The relationship between PCBs, dioxins, and MetS holds significant clinical value and potential implications for public health, clinical practice, and policy formulation. By understanding the genetic and environmental interplay associated with PCB and dioxin exposure, it may improve precision medicine it becomes feasible to implement customising clinical management of patients. Individuals with elevated levels of exposure may benefit from more aggressive lifestyle modifications and monitoring. In addition, healthcare professionals should include inquiries about environmental exposure in patients' medical records, particularly for individuals who exhibit MetS or related diseases. This can lead to the development of more comprehensive treatment strategies that consider both lifestyle and environmental factors. One potential approach is to implement enhanced screening programs to identify groups at a greater risk of developing MetS as a result of exposure to PCBs and dioxins.

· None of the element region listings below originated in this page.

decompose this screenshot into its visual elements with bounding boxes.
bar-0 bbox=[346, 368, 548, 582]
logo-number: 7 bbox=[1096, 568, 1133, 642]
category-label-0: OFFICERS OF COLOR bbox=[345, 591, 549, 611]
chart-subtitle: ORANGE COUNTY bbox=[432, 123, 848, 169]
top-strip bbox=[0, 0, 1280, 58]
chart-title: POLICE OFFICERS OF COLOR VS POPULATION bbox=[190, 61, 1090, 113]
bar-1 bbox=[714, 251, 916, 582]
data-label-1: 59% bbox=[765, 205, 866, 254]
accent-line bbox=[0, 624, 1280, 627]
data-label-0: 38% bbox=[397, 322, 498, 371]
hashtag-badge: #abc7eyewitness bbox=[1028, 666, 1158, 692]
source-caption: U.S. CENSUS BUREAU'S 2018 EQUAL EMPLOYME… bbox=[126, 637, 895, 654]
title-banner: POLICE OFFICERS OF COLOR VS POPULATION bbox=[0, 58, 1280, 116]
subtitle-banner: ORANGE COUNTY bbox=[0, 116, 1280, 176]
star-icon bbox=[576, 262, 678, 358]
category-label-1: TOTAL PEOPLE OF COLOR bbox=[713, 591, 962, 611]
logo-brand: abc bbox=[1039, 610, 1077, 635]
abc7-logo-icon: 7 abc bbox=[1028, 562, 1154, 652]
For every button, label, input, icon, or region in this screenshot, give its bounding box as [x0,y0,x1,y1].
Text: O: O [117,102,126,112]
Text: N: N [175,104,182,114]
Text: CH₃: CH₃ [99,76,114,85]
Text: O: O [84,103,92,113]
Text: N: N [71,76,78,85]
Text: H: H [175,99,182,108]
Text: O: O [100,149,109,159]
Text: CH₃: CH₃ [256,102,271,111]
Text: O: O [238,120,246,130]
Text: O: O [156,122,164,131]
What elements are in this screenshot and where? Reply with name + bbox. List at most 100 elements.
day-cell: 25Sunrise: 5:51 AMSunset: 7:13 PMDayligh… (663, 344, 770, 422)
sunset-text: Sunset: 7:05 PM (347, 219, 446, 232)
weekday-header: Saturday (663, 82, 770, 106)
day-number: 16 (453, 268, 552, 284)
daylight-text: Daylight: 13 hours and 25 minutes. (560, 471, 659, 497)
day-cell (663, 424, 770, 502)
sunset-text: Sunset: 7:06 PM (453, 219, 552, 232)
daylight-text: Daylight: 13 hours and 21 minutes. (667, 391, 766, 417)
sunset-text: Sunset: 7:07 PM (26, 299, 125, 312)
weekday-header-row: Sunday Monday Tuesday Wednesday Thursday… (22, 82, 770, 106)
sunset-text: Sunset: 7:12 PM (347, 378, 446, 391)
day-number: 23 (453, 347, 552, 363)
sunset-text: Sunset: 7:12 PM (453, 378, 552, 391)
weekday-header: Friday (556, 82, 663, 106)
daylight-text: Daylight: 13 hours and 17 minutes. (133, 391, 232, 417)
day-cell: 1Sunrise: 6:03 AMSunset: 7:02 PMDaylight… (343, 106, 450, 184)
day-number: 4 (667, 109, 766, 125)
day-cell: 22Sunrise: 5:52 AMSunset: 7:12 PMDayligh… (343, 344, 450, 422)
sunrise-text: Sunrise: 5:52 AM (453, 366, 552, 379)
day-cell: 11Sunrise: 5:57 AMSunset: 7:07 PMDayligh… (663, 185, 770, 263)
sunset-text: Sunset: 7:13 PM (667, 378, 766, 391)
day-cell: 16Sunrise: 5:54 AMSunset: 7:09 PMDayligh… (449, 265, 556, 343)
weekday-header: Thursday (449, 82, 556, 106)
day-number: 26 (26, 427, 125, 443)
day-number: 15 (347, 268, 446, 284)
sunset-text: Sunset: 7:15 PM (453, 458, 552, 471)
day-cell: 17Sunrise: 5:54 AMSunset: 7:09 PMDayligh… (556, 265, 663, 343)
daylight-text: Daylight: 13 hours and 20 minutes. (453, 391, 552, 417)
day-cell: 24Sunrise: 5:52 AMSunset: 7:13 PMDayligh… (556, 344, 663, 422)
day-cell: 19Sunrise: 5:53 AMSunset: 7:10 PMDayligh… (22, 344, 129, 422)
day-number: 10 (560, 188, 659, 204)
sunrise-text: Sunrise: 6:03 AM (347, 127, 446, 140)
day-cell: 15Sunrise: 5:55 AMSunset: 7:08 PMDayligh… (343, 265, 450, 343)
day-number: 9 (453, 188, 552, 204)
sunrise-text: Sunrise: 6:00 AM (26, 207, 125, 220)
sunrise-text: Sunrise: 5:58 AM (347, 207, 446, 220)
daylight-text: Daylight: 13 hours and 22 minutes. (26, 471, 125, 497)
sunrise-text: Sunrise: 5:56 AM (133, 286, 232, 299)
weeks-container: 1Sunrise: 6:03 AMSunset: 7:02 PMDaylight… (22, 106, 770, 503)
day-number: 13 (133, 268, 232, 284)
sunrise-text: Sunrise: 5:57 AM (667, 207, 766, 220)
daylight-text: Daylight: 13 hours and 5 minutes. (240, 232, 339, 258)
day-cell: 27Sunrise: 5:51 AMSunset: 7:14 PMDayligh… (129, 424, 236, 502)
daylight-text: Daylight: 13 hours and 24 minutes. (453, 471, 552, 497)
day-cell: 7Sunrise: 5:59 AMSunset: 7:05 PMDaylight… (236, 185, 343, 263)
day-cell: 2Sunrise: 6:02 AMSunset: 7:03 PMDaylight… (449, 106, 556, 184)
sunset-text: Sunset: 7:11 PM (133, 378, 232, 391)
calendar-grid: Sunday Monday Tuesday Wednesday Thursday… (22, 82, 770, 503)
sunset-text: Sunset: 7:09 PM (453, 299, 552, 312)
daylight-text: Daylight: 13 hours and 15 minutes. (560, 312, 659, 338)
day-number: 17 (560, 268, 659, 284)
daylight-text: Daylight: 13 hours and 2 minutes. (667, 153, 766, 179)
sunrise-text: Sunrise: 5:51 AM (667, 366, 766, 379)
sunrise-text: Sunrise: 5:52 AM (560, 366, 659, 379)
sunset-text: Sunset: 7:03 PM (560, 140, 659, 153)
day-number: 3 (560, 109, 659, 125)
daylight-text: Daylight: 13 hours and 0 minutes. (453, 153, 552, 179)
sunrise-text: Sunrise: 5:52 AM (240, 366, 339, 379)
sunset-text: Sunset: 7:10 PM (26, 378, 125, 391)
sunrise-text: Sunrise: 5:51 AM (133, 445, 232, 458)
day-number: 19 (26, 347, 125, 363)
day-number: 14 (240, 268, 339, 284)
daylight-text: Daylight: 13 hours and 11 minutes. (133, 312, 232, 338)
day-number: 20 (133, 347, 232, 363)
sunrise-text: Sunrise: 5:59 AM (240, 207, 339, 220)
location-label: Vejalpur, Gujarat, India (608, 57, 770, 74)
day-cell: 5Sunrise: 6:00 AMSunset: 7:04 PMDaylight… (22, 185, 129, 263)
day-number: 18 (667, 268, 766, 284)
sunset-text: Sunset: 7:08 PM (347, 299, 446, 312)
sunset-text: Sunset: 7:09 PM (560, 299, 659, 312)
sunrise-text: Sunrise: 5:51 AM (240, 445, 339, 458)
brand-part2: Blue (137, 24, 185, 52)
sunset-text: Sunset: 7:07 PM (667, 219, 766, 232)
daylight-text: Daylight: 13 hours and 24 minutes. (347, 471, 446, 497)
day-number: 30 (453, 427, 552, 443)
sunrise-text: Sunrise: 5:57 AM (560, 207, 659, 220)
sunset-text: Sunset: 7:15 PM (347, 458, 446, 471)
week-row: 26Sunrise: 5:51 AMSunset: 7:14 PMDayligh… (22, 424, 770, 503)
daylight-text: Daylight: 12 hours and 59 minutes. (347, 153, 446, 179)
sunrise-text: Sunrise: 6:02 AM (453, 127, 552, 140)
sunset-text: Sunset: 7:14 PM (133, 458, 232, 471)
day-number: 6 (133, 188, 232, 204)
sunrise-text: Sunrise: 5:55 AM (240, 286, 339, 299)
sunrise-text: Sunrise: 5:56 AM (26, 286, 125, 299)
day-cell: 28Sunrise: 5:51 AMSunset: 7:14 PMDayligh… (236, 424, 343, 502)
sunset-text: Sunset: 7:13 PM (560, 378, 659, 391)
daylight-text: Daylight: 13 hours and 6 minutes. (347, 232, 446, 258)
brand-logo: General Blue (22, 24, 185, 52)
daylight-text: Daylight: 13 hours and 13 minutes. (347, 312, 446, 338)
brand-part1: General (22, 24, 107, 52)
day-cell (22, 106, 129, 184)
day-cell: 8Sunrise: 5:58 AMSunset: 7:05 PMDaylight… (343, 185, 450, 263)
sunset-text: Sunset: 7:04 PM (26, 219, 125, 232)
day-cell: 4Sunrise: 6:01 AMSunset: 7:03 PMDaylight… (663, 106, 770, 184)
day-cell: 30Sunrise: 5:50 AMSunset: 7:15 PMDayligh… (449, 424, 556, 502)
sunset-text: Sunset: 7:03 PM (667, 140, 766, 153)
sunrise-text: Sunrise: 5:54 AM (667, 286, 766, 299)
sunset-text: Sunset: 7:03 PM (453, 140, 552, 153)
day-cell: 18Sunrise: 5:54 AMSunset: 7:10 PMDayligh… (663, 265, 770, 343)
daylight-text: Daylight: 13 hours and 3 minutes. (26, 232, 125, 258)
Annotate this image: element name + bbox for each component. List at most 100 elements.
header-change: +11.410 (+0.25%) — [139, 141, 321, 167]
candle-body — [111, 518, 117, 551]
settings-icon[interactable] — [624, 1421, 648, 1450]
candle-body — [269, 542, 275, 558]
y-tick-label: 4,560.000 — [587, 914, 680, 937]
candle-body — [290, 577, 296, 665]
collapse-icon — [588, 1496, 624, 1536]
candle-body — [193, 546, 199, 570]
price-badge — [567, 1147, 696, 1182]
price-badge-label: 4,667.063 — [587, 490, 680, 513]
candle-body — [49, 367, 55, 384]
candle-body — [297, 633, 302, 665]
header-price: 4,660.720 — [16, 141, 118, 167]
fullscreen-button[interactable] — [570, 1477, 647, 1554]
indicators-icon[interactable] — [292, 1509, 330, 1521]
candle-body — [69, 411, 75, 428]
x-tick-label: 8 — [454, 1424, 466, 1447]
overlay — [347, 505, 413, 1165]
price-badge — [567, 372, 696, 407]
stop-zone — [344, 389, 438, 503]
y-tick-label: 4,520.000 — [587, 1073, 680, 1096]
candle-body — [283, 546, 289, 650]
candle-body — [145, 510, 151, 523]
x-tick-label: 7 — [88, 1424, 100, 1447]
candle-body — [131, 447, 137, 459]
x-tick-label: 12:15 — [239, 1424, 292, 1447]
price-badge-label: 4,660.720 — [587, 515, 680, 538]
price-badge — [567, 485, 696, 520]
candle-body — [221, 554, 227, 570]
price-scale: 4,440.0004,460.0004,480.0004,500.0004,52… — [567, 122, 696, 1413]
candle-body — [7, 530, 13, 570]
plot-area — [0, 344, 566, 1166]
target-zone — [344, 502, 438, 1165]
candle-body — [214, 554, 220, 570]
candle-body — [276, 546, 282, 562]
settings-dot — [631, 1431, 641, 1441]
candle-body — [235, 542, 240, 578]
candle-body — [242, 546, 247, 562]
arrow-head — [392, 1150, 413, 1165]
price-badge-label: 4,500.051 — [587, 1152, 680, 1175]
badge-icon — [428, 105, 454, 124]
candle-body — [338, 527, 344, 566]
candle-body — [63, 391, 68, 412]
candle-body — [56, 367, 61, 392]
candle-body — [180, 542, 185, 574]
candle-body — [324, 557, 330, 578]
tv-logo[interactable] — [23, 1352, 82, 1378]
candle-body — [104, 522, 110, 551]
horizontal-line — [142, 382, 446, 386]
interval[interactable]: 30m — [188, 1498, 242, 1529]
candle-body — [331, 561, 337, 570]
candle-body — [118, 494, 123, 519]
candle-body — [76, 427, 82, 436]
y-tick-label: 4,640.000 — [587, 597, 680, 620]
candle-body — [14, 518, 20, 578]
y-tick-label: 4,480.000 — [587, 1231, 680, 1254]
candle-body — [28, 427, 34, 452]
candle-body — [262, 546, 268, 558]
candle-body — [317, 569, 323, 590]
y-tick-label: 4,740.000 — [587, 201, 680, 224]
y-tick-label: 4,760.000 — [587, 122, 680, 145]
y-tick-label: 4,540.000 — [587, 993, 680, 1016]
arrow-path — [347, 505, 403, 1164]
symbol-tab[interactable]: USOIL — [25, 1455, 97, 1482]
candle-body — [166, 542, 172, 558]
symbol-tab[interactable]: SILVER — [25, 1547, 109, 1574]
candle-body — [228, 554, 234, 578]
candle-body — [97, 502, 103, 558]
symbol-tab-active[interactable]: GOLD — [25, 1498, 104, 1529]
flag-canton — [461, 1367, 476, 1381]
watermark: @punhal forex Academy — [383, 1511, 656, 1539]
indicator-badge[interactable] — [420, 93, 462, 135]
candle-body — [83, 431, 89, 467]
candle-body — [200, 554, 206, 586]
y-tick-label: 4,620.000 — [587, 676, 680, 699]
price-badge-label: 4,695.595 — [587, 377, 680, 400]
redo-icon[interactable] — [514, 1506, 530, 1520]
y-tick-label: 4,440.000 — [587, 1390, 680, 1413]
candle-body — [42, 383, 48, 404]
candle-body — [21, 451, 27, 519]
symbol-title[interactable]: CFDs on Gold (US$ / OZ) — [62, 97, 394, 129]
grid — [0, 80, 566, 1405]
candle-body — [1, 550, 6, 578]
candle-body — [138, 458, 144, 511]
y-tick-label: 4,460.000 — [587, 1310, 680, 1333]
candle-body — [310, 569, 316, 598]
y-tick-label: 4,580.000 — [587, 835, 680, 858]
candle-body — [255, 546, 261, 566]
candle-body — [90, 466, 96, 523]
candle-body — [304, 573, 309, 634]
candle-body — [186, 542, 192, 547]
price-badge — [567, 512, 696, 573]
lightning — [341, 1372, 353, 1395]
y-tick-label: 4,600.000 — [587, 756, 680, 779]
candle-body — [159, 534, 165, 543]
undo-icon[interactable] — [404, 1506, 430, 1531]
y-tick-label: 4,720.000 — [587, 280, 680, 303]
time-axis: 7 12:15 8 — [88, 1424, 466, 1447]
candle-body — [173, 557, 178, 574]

These programs can aid in the timely identification and treatment of MetS. Public health initiatives can be implemented to reduce the risk of exposure to PCBs and dioxins, particularly among communities that are more vulnerable to their harmful effects. This includes regulatory actions aimed at managing and mitigating emissions and contamination of food sources. To reduce the risk of developing MetS among workers in occupations with potential exposure to PCBs and dioxins, it is essential to enforce safety measures and conduct routine health monitoring.

However, due to the limited number of included studies associated with dioxin and MetS, meta-regression analysis was unable to be performed. Among the limitations of conducting the present systematic review and meta-analysis were the limited number of studies investigating MetS patients and their exposure to PCBs. The majority of epidemiological studies were conducted based on each risk factor rather than the outcome (MetS). This posed a limited ability for the authors to select studies, as the independent risk factors may not lead to the development of MetS within the population. In addition, the congeners involved in epidemiological studies were found to have high variance. Thus, high heterogeneity was observed in the included studies in the present meta-analysis. The heterogeneity was due to differences in MetS diagnostic criteria, demographic data of the studied populations, PCB congeners, study period and the risk factors investigated in each study.

Conclusions

In summary, the present systematic review and meta-analysis was based on 11 studies to assess the association between MetS and its risk factors and PCB and dioxin exposure. Meta-analysis has shown that DM is significantly associated with PCB, whereas MetS and the other risk factors have limited associations with PCB. Dioxin exposure has also been shown to be weakly associated with MetS. The limited number of studies to establish the association between MetS and PCB and dioxin were not adequate for further analysis, and more epidemiological studies investigating MetS as the outcome of disease from PCB and dioxin exposure are needed.